“Do I think I have! Ah, Eileen!––you would ask me that after our little–––”

“Now, Phil,––you mustn’t say a word about that, or I’ll cancel the next. You caught me at a weak moment and, just like a man, you took fullest advantage,” she smiled.

Phil pulled the horse to a stop and stared blankly at Eileen.

“But––but you meant it, Eileen? We really are sweethearts now?” he asked seriously.

“Why, of course,––you great big boy!” she laughed, “but you don’t have to stop the horse over it.

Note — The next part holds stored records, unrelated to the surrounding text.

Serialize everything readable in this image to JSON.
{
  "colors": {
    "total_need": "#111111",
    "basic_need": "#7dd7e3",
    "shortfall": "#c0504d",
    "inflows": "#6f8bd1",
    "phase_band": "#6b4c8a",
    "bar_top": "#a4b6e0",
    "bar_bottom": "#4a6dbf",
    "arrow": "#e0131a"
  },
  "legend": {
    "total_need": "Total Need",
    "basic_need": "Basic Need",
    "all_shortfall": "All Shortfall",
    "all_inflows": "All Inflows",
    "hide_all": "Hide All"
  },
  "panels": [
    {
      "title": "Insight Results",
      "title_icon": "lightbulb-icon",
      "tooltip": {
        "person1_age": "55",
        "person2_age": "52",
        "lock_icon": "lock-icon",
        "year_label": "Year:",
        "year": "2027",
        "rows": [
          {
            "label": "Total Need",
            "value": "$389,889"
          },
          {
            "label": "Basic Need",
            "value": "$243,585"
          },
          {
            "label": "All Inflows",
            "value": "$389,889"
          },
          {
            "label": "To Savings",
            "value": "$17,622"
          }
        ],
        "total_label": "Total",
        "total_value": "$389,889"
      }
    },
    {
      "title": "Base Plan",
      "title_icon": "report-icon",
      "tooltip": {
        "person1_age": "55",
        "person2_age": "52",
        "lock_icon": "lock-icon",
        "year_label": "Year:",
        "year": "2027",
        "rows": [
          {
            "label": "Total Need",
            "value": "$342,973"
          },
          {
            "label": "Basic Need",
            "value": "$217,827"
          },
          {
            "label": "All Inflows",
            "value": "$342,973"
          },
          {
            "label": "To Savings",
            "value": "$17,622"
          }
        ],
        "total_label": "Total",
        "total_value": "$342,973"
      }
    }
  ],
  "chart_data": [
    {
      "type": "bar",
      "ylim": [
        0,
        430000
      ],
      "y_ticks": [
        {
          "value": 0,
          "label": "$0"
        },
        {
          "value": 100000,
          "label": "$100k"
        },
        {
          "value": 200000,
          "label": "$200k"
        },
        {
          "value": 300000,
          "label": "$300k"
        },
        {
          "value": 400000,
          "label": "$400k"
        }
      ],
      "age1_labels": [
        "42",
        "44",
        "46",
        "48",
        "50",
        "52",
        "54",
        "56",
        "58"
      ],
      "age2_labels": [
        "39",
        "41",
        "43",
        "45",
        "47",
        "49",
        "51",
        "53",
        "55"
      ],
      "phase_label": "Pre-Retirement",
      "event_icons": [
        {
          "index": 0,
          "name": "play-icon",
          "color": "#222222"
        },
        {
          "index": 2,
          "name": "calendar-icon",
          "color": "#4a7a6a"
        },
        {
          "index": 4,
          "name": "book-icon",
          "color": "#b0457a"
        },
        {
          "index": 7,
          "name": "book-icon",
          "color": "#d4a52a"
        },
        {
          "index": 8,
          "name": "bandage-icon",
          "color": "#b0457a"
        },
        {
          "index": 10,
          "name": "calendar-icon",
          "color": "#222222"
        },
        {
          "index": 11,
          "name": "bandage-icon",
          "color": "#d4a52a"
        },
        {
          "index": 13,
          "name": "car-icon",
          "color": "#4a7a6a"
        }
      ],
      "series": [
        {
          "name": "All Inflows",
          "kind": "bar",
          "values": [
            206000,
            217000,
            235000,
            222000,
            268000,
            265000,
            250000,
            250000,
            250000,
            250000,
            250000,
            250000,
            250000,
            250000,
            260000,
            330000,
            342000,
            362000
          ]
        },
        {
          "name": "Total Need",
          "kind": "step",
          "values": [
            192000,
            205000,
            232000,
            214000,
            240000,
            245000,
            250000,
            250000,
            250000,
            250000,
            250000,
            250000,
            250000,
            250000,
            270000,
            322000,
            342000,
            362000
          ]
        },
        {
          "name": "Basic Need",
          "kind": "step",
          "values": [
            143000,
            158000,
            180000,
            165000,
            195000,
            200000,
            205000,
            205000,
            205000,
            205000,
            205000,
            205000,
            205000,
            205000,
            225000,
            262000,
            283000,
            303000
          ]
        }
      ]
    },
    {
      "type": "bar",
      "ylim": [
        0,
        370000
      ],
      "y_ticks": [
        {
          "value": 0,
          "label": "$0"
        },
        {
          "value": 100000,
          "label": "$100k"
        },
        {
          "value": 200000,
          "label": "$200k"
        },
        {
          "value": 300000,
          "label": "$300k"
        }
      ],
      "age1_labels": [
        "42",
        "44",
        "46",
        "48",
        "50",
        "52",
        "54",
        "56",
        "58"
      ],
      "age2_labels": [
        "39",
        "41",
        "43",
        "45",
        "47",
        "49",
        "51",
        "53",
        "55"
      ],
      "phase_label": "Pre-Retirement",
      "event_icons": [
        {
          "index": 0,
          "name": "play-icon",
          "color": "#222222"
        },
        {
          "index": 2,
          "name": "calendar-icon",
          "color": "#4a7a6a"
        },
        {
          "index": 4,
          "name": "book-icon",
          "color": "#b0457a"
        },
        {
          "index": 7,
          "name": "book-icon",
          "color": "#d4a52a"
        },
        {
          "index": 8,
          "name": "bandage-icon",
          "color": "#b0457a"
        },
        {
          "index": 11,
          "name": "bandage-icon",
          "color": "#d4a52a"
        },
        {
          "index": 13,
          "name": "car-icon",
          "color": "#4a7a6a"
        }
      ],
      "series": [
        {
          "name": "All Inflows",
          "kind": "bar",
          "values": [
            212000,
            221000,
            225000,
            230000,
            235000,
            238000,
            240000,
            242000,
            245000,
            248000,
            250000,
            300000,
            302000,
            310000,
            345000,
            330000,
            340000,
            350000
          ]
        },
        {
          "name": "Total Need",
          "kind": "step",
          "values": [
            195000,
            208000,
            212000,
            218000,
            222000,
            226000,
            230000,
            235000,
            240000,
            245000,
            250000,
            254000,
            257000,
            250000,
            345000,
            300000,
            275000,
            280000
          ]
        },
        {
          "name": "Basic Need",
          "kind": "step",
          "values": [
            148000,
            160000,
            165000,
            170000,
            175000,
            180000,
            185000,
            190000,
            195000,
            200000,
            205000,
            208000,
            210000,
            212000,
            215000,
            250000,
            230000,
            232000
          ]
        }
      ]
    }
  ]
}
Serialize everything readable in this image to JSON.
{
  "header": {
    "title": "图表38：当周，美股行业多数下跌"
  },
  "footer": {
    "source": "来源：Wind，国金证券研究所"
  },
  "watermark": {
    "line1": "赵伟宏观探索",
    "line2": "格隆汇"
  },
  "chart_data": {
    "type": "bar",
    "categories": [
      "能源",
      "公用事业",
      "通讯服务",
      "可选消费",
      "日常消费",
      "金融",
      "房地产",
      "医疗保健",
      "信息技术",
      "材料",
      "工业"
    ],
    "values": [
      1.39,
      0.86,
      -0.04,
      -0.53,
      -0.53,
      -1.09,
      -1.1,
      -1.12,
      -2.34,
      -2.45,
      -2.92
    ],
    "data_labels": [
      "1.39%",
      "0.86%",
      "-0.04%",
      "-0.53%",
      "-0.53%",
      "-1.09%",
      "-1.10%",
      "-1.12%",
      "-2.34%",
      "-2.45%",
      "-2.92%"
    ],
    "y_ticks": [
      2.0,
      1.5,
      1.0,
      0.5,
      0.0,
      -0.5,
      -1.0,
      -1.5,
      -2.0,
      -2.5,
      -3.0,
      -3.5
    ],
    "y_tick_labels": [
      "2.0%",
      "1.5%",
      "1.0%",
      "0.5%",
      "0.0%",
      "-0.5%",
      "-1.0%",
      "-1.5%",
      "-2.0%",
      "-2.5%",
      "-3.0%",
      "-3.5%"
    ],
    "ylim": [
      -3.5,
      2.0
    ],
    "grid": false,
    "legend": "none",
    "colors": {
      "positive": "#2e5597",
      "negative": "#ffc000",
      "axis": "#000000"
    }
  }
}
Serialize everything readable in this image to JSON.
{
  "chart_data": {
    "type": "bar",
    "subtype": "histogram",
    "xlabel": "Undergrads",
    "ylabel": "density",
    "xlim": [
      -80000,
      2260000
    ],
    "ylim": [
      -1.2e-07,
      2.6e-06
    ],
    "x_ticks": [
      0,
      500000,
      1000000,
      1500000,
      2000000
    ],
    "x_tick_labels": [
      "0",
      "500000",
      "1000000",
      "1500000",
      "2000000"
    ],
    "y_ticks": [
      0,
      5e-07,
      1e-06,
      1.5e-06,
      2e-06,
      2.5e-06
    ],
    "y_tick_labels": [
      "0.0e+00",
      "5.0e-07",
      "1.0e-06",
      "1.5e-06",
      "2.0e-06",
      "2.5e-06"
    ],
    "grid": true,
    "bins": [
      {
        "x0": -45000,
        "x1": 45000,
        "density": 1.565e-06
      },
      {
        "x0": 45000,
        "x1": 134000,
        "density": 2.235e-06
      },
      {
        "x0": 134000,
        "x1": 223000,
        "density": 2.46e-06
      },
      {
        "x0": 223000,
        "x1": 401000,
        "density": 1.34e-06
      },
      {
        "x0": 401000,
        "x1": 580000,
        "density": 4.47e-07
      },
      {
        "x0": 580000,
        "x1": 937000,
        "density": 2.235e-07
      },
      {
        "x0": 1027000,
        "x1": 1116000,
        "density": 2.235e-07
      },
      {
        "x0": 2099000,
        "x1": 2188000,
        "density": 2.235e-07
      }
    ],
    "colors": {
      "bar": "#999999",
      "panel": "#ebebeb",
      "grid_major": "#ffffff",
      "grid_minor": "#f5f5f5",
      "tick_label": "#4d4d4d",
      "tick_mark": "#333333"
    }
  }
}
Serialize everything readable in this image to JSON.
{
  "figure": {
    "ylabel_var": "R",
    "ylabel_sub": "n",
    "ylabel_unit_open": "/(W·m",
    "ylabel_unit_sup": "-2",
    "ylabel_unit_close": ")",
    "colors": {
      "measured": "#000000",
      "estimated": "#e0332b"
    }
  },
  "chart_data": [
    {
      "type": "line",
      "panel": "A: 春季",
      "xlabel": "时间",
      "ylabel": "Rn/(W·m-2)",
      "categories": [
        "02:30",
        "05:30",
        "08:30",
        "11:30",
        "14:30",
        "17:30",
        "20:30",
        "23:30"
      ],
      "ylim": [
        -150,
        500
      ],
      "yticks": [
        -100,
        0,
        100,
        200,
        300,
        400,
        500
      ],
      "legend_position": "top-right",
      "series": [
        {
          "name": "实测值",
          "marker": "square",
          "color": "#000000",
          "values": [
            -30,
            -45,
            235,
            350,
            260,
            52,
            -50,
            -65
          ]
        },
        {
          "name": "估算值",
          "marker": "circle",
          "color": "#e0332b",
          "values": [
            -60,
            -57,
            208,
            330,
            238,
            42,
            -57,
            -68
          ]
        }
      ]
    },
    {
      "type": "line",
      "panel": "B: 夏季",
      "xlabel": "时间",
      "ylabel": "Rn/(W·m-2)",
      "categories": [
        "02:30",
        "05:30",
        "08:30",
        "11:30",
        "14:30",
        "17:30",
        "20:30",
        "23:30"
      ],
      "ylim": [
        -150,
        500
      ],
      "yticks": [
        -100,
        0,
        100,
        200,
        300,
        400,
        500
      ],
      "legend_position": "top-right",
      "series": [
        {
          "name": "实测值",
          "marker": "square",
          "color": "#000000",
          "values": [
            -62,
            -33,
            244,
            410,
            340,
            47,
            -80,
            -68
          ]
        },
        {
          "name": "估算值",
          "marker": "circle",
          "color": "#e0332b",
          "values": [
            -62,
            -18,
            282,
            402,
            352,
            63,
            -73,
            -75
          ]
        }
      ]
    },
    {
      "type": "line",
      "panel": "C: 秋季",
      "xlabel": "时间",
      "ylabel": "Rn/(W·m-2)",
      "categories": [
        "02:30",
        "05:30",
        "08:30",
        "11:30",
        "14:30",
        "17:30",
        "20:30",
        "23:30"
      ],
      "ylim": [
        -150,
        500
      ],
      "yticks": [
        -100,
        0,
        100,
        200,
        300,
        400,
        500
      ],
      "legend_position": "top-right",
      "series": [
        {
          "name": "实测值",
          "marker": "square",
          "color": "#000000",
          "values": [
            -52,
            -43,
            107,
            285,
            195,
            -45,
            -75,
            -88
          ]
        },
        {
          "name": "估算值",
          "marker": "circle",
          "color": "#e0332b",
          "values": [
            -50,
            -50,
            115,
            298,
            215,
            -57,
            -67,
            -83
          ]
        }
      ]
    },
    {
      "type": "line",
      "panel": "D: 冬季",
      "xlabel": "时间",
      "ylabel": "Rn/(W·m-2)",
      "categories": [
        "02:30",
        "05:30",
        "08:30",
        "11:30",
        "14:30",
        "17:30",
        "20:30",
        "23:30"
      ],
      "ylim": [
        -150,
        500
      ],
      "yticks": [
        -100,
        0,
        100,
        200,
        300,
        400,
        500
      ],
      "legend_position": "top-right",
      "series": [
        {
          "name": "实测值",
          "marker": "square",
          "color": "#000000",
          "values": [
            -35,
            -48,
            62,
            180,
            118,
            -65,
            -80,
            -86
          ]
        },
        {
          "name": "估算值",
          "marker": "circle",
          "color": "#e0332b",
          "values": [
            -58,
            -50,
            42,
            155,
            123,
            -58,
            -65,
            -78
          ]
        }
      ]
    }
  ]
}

We are on the public highway, too.”

“And some day–––?” he continued, starting up the horse again.

“Maybe,––if you don’t hurry me. You won’t hurry me, Phil? Will you––dear? For I am terribly happy, and I––I don’t quite seem to have got everything properly laid out in my mind.”

“You just take your own good time, Eilie. I have my career to make first; but I am going to do it now that I have you to think of–––”

“That’s the way I like to hear a man talk,” she returned, with an enthusiasm that carried contagion. “I don’t think there is a thing in this world impossible to any man if he only makes up his mind to attain it. If a man has health––and he can have that if he goes about it the right way––and is willing to throw aside the hundred and one little time-wasters that surround all of us; if he will work and work and do the very best he knows, he is sure to gain his object in the end.”

“Even in the winning of a young lady?”